Appeals court upholds lower court decision in dispute over Heron's Landing condos

By Chandra Lye | Dec 30, 2018

TALLAHASSEE — A Florida appeals court has affirmed the decision of a lower court in a dispute over the condition of condominium units in Jacksonville.

“Appellant contends that the trial court erroneously admitted extrapolation evidence and erred in failing to grant its motion for a directed verdict,” the First District Court of Appeals in the State of Florida stated in its decision

D.R, Horton Inc. filed the appeal noting six issues of contention. However, the appeals court only found merit in two of the six issues.

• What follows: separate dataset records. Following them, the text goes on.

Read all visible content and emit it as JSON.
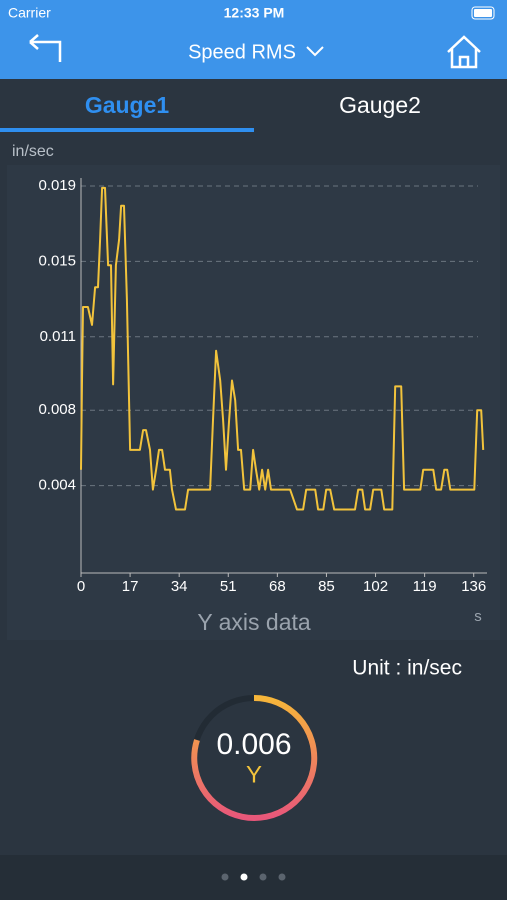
{
  "screen": {
    "carrier": "Carrier",
    "time": "12:33 PM",
    "nav_title": "Speed RMS",
    "tabs": [
      "Gauge1",
      "Gauge2"
    ],
    "unit_label": "Unit :  in/sec",
    "gauge_value": "0.006",
    "gauge_axis": "Y"
  },
  "chart_data": {
    "type": "line",
    "ylabel": "in/sec",
    "xlabel": "Y axis data",
    "xunit": "s",
    "color": "#f2c33c",
    "grid": true,
    "x": [
      0,
      0.35,
      0.7,
      2.4,
      3.8,
      4.9,
      5.9,
      6.6,
      7.3,
      8.3,
      9.4,
      10.4,
      11.1,
      12.1,
      13.2,
      13.9,
      14.9,
      15.9,
      17.0,
      20.4,
      21.5,
      22.5,
      23.9,
      24.9,
      26.0,
      27.0,
      28.1,
      29.1,
      30.8,
      31.5,
      32.9,
      36.0,
      37.1,
      44.7,
      45.7,
      46.8,
      48.2,
      49.2,
      50.2,
      51.3,
      52.3,
      53.4,
      54.4,
      55.4,
      56.5,
      58.6,
      59.6,
      60.6,
      61.7,
      62.7,
      63.8,
      64.8,
      65.8,
      72.4,
      74.8,
      76.9,
      78.0,
      81.1,
      82.1,
      83.9,
      84.9,
      86.3,
      87.7,
      94.9,
      96.0,
      97.4,
      98.4,
      100.1,
      101.2,
      104.0,
      105.0,
      107.8,
      108.8,
      110.9,
      111.9,
      117.5,
      118.5,
      122.0,
      123.0,
      124.7,
      125.8,
      126.8,
      127.9,
      136.2,
      137.2,
      138.6,
      139.3
    ],
    "values": [
      0.0046,
      0.0091,
      0.0128,
      0.0128,
      0.0119,
      0.0138,
      0.0138,
      0.0162,
      0.0188,
      0.0188,
      0.0149,
      0.0149,
      0.0089,
      0.0149,
      0.0162,
      0.0179,
      0.0179,
      0.0132,
      0.0056,
      0.0056,
      0.0066,
      0.0066,
      0.0056,
      0.0036,
      0.0046,
      0.0056,
      0.0056,
      0.0046,
      0.0046,
      0.0036,
      0.0026,
      0.0026,
      0.0036,
      0.0036,
      0.0071,
      0.0106,
      0.0091,
      0.0071,
      0.0046,
      0.0071,
      0.0091,
      0.0081,
      0.0056,
      0.0056,
      0.0036,
      0.0036,
      0.0056,
      0.0046,
      0.0036,
      0.0046,
      0.0036,
      0.0046,
      0.0036,
      0.0036,
      0.0026,
      0.0026,
      0.0036,
      0.0036,
      0.0026,
      0.0026,
      0.0036,
      0.0036,
      0.0026,
      0.0026,
      0.0036,
      0.0036,
      0.0026,
      0.0026,
      0.0036,
      0.0036,
      0.0026,
      0.0026,
      0.0088,
      0.0088,
      0.0036,
      0.0036,
      0.0046,
      0.0046,
      0.0036,
      0.0036,
      0.0046,
      0.0046,
      0.0036,
      0.0036,
      0.0076,
      0.0076,
      0.0056
    ],
    "xlim": [
      0,
      140.6
    ],
    "xticks": [
      0,
      17,
      34,
      51,
      68,
      85,
      102,
      119,
      136
    ],
    "ylim": [
      -0.0006,
      0.0193
    ],
    "yticks": [
      {
        "value": 0.0038,
        "label": "0.004"
      },
      {
        "value": 0.0076,
        "label": "0.008"
      },
      {
        "value": 0.0113,
        "label": "0.011"
      },
      {
        "value": 0.0151,
        "label": "0.015"
      },
      {
        "value": 0.0189,
        "label": "0.019"
      }
    ]
  }
}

It was claimed there were no actual damages as a result of alleged building code violations and failed to present evidence the appellant knew or should have known of the code violations. The project in questions was a 240-unit, 20-building condominium project called Heron’s Landing.

“Appellee alleged that appellant violated the Florida Building Code breached warranties and was negligent in its construction fo the project,” the court decision stated.

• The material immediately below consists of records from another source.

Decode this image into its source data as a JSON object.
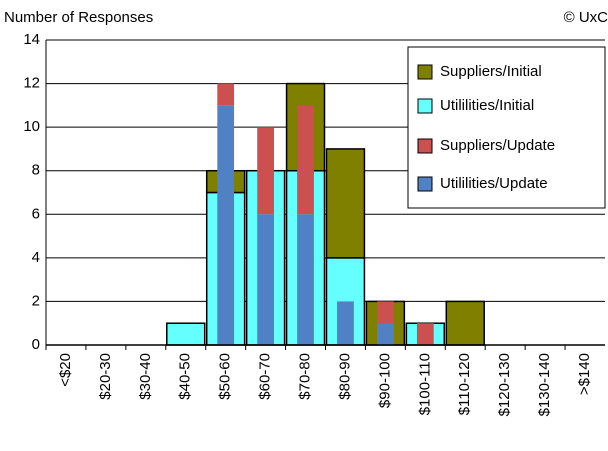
{
  "chart_data": {
    "type": "bar",
    "title": "Number of Responses",
    "annotation": "© UxC",
    "categories": [
      "<$20",
      "$20-30",
      "$30-40",
      "$40-50",
      "$50-60",
      "$60-70",
      "$70-80",
      "$80-90",
      "$90-100",
      "$100-110",
      "$110-120",
      "$120-130",
      "$130-140",
      ">$140"
    ],
    "series": [
      {
        "name": "Suppliers/Initial",
        "color": "#808000",
        "values": [
          0,
          0,
          0,
          0,
          1,
          0,
          4,
          5,
          2,
          0,
          2,
          0,
          0,
          0
        ]
      },
      {
        "name": "Utililities/Initial",
        "color": "#66ffff",
        "values": [
          0,
          0,
          0,
          1,
          7,
          8,
          8,
          4,
          0,
          1,
          0,
          0,
          0,
          0
        ]
      },
      {
        "name": "Suppliers/Update",
        "color": "#cc5050",
        "values": [
          0,
          0,
          0,
          0,
          1,
          4,
          5,
          0,
          1,
          1,
          0,
          0,
          0,
          0
        ]
      },
      {
        "name": "Utililities/Update",
        "color": "#4f81c4",
        "values": [
          0,
          0,
          0,
          0,
          11,
          6,
          6,
          2,
          1,
          0,
          0,
          0,
          0,
          0
        ]
      }
    ],
    "ylim": [
      0,
      14
    ],
    "yticks": [
      0,
      2,
      4,
      6,
      8,
      10,
      12,
      14
    ],
    "grid": true,
    "legend": "upper right"
  }
}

“The jury found that appellant breached the implied warranty of fitness and merchantability, which was the legal cause of loss or damage to appellee,” it said.

The total amount of damages awarded by a jury was $9.6 million, according to court documents.

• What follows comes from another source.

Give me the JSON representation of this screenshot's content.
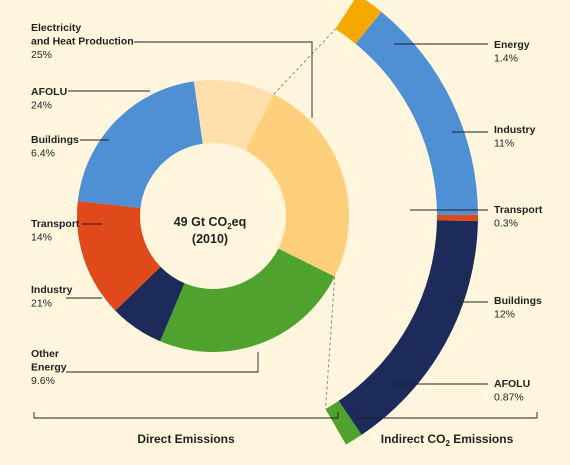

“Appellant’s own project supervisor acknowledge several defects and testified that had he seen or known about them, he would have had them remedied prior to the completion of the project. Therefore, we reject appellants argument that appellee failed to present evidence of actual damages,” according to the court decision.

In addition, the court decision noted that numerous homeowners testified about various problems they experienced with their units.

“The testimony certainly supported the jury’s determination that the units did not meet the ordinary, normal standards that were reasonable to be expected of living quarters of comparable kind of quality. Thus, the trial court did not err in denying appellant’s motion for directed verdict on this ground,” the court decision said. 

“We find no error in the trial court’s admission of appellee’s expert testimony or in its denial of appellant’s motion for a directed verdict.”